Institute for Medical Microbiology, Immunology and Hygiene, Technische Universität München, Munich, Germany.
PLoS Pathog. 2011 Sep;7(9):e1002283. doi: 10.1371/journal.ppat.1002283. Epub 2011 Sep 29.

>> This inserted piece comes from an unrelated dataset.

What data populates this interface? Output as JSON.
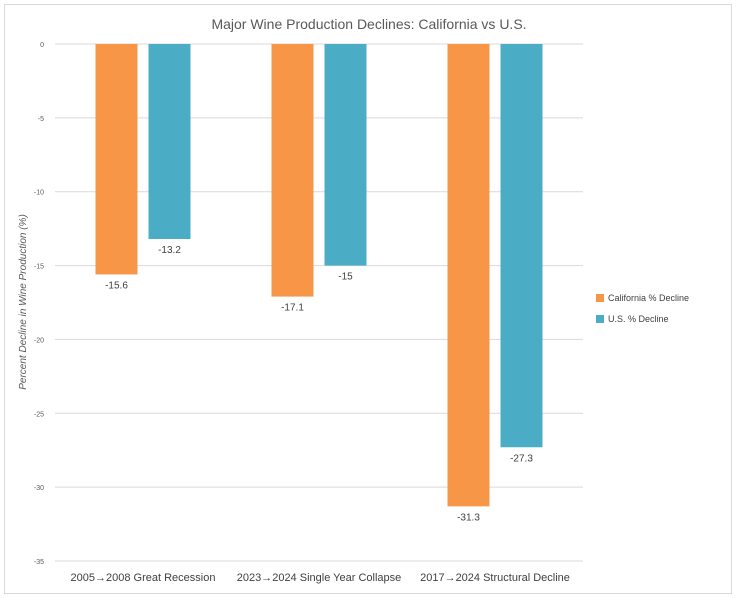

Chlamydiae are obligate intracellular bacteria that propagate in a cytosolic vacuole. Recent work has shown that growth of Chlamydia induces the fragmentation of the Golgi apparatus (GA) into ministacks, which facilitates the acquisition of host lipids into the growing inclusion. GA fragmentation results from infection-associated cleavage of the integral GA protein, golgin-84. Golgin-84-cleavage, GA fragmentation and growth of Chlamydia trachomatis can be blocked by the peptide inhibitor WEHD-fmk. Here we identify the bacterial protease chlamydial protease-like activity factor (CPAF) as the factor mediating cleavage of golgin-84 and as the target of WEHD-fmk-inhibition. WEHD-fmk blocked cleavage of golgin-84 as well as cleavage of known CPAF targets during infection with C. trachomatis and C. pneumoniae. The same effect was seen when active CPAF was expressed in non-infected cells and in a cell-free system. Ectopic expression of active CPAF in non-infected cells was sufficient for GA fragmentation. GA fragmentation required the small GTPases Rab6 and Rab11 downstream of CPAF-activity. These results define CPAF as the first protein that is essential for replication of Chlamydia. We suggest that this role makes CPAF a potential anti-infective therapeutic target.
衣原体是一种专性细胞内细菌,在细胞质空泡中繁殖。最近的研究表明,衣原体的生长诱导高尔基体(GA)碎片化成小堆栈,这有利于将宿主脂质摄取到正在生长的包涵体中。GA 碎片化是由与感染相关的完整 GA 蛋白,即 golgin-84 的切割引起的。衣原体属蛋白样活性因子(CPAF)可阻断衣原体内切酶、GA 碎片化和沙眼衣原体的生长。我们在这里鉴定出细菌蛋白酶,作为介导 golgin-84 切割的因子,也是 WEHD-fmk 抑制的靶标。WEHD-fmk 阻断了沙眼衣原体和肺炎衣原体感染过程中 golgin-84 的切割以及已知的 CPAF 靶标的切割。当在非感染细胞中和无细胞系统中表达活性 CPAF 时,也观察到相同的效果。在非感染细胞中异位表达活性 CPAF 足以导致 GA 碎片化。GA 碎片化需要 CPAF 活性下游的小 GTPases Rab6 和 Rab11。这些结果将 CPAF 定义为第一个对衣原体复制至关重要的蛋白质。我们认为,这一作用使 CPAF 成为一种有潜力的抗感染治疗靶点。